Are there different variations or types of Aniline that researchers should be aware of?

Yes, there are several variations of Aniline that researchers should consider. In addition to the common colorless to slightly brownish liquid form, Aniline can also be found in pure crystalline form or as different salt forms, such as Aniline hydrochloride. These variations may have slightly different properties and may be suited for specific applications or research needs.

What are some common challenges or considerations when working with Aniline in the lab?

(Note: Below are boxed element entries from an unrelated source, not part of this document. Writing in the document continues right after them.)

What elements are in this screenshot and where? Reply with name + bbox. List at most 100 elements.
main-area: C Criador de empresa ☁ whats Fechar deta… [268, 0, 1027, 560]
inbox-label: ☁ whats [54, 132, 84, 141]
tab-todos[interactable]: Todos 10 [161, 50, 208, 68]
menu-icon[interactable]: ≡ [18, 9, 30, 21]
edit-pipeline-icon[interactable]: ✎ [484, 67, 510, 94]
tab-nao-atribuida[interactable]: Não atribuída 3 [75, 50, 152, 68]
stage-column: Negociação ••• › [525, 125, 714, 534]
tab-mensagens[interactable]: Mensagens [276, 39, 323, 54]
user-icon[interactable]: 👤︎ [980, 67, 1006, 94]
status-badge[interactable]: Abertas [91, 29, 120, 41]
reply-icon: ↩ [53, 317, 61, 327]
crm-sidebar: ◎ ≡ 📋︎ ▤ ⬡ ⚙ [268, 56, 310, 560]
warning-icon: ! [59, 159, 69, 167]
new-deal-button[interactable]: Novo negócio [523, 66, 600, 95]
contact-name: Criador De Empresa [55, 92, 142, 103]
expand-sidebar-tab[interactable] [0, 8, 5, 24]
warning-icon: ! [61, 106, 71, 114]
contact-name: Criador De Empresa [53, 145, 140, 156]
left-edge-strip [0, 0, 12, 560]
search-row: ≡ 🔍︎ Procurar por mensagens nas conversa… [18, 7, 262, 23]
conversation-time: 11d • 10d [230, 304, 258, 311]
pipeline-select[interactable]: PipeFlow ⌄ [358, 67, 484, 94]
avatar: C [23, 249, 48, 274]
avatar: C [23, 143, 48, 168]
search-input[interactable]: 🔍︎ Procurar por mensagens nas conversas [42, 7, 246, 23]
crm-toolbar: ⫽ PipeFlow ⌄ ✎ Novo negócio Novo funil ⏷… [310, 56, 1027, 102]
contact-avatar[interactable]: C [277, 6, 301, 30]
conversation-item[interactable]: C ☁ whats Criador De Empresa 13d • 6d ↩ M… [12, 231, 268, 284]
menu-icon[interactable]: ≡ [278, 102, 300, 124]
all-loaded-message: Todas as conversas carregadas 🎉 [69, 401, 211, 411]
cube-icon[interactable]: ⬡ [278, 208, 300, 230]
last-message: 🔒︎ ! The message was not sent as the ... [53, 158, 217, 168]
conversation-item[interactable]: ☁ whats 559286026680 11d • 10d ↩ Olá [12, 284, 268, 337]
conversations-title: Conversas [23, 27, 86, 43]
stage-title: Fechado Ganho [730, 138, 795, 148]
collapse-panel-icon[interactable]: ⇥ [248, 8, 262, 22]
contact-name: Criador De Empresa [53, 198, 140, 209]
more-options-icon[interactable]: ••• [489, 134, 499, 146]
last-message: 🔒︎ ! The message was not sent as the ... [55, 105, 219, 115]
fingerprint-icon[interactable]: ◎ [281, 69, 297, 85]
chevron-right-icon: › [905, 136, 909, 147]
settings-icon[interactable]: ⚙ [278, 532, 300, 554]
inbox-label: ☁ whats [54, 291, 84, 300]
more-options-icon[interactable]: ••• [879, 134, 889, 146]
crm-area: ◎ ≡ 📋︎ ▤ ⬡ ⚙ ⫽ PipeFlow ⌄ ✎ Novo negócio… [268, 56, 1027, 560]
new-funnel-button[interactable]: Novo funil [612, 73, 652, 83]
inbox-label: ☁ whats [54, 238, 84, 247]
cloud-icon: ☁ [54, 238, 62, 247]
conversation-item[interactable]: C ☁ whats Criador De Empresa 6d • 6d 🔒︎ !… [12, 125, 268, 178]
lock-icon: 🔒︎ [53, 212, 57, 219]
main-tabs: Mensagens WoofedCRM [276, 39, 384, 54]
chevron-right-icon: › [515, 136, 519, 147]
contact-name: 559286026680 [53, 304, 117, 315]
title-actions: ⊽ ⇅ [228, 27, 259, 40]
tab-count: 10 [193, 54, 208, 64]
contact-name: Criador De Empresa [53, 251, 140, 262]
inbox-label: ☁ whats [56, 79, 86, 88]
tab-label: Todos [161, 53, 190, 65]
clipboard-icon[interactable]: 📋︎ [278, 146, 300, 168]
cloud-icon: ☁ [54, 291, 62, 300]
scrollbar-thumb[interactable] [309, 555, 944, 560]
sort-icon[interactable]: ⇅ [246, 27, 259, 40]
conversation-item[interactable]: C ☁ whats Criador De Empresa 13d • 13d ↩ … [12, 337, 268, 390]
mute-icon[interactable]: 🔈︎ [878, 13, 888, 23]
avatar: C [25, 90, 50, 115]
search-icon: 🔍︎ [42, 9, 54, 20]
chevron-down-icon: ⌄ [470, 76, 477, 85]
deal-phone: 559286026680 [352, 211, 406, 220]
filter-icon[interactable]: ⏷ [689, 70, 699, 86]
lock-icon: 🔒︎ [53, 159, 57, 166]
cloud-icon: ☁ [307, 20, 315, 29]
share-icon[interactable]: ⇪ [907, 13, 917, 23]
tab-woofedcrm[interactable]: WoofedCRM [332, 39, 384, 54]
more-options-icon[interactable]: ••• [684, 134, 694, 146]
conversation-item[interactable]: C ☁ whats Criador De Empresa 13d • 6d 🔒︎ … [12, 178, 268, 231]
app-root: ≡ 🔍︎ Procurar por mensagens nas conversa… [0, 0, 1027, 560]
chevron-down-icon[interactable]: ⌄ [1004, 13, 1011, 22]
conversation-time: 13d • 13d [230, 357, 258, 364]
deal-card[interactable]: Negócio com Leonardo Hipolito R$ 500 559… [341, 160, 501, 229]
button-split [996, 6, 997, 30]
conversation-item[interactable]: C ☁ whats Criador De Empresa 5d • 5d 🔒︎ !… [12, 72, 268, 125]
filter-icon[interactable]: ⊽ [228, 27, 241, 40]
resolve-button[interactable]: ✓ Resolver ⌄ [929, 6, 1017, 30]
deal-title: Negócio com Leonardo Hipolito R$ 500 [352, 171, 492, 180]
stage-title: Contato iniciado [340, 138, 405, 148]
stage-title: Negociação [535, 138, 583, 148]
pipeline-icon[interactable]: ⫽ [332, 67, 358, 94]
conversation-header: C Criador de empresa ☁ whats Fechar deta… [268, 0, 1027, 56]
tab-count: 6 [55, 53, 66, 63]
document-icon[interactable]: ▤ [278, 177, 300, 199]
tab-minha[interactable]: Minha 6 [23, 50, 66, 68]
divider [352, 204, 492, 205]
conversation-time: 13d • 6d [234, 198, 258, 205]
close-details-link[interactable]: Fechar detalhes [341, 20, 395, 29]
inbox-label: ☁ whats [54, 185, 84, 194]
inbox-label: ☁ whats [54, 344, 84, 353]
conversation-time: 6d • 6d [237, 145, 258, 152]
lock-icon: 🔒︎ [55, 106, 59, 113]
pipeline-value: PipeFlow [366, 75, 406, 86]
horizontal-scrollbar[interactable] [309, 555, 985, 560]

Aniline is considered a hazardous substance due to its toxicity and potential carcinogenic effects. Researchers must take appropriate safety measures when handling Aniline, such as using personal protective equipment, working in a fume hood, and following proper disposal protocols. Aniline also has a distinctive, slightly unpleasant odor that may be a consideration in some laboratory settings.

How can PubCompare.ai help researchers optimize their Aniline assays and protocols?

PubCompare.ai's AI-driven protocol comparison tools can be extremely helpful for researchers working with Aniline. The platform allows you to efficiently screen protocol literature and leverage AI to pinpoint critical insights that can help you identify the most effective and reproducible protocols related to Aniline for your specific research goals. The platform's analysis can highlight key differences in protocol effectiveness, enabling you to choose the best option for accuracy and reliability.

More about "Aniline"

Aniline is a versatile organic compound with the chemical formula C6H7N.
It is a colorless to slightly brownish liquid with a distinctive, slightly unpleasant odor.
Aniline, also known as aminobenzene or phenylamine, is widely used in the production of a variety of industrial chemicals, including dyes, pesticides, and rubber products.
It can also serve as a precursor in the synthesis of various pharmaceuticals.
Aniline is considered a hazardous substance due to its toxicity and potential carcinogenic effects, so appropriate safety measures must be taken when handling it.
Aniline blue, a dye derived from aniline, is commonly used in histology and microscopy applications.
Other related chemicals like hydrochloric acid, ammonium persulfate, sodium hydroxide, ethanol, methanol, and sulfuric acid may be used in processes involving aniline.
PubCompare.ai's AI-driven protocol comparison tools can help researchers optimize their aniline assays by identifying the most reproducible and accurate procedures from literature, pre-prints, and patents.
This can enhance research by leveraging the power of AI-assisted protocol analysis.